Mr Mellor was secretly recorded by a London cabbie the other day, and the tape certainly doesn't make one warm to the former Cabinet minister. He uses foul language, employs the most odious de haut en bas conversational style imaginable, and, as if that's not enough, he does a fair bit of the old do-you-know-who-I-am routine. It's safe to say that the taxi driver knew exactly who he had in the back of his cab, which is why he activated - without Mr Mellor's knowledge - his recording device, which subsequently was sent to The Sun.

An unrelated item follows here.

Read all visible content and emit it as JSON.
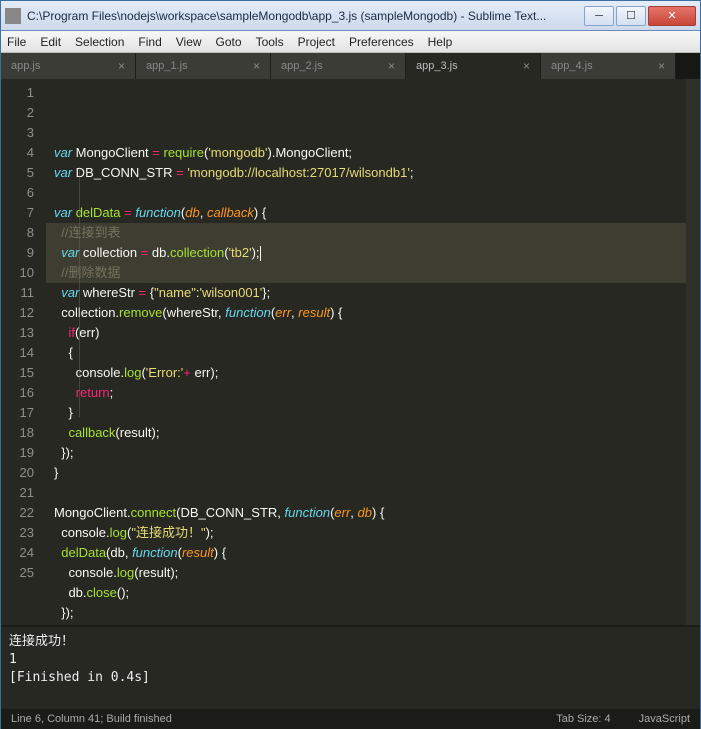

I'm not sure whether what the cabbie did was legal. Perhaps we need a Queen's Counsel to tell us. Luckily, as he imperiously informed the driver several times, Mr Mellor is one, but he - now cowed by the predictable moral outrage - can't challenge the legality, or even morality, of recording a private conversation without permission and then seeking to publish it for financial gain. All Mr Mellor can do is apologise for his intemperate behaviour, keep his head down until the storm blows over, and get an account with Uber (a reliable service, and normally cheaper than black cabs, anyway).
How many of us would survive having our daily conversations, or more particularly our disputes with colleagues, or even (in my case) the odd contretemps with a cab driver about the best way from A to B, broadcast to the wider public? We have a right to expect private conversations, or one-on-one exchanges with strangers, to remain private. That is not to excuse or condone Mr Mellor, but it's worth bearing in mind.

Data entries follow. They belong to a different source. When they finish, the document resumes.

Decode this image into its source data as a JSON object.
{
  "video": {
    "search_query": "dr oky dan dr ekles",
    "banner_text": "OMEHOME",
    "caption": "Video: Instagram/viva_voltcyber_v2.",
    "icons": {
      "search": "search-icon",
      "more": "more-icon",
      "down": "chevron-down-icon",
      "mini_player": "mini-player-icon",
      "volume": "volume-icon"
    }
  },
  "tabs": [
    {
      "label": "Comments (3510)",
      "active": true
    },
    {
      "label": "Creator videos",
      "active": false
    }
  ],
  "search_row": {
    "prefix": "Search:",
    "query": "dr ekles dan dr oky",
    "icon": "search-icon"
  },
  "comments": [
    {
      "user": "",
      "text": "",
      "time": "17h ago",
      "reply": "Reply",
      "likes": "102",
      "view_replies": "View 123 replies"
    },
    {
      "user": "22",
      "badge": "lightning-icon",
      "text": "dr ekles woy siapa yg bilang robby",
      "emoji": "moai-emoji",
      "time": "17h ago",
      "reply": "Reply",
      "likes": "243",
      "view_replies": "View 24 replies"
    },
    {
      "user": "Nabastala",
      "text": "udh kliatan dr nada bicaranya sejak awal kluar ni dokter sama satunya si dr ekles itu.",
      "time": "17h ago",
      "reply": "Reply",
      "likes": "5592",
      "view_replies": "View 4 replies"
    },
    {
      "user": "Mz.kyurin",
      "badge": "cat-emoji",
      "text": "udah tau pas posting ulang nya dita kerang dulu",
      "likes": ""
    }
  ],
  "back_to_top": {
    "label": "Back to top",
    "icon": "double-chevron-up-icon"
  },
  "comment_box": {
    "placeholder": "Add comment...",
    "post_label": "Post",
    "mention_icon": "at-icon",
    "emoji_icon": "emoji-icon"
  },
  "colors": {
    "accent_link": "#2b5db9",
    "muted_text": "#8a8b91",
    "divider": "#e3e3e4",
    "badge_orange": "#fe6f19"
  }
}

There is also something which does not quite add up here. When the tape starts, Mr Mellor is already quite exercised, and we don't know what his got his considerable dander up. When the record button is pressed, the cabbie - who pseudonomously refers to himself as Brian - is the very model of restraint, equanimity and conciliation. “If you've had a bad experience, I'll apologise,” he says at one point, but he's in a privileged position: he knows he's being taped, and Mr Mellor doesn't. We don't need a QC to say this must be inadmissable evidence.
And what was at the heart of the argument? Mr Mellor thought that the taxi driver was taking the wrong route from Marylebone High Street to near Tower Bridge. A journey of only 4.8 miles ended up costing a whopping £29 (without tip). I think David Mellor may have had a point.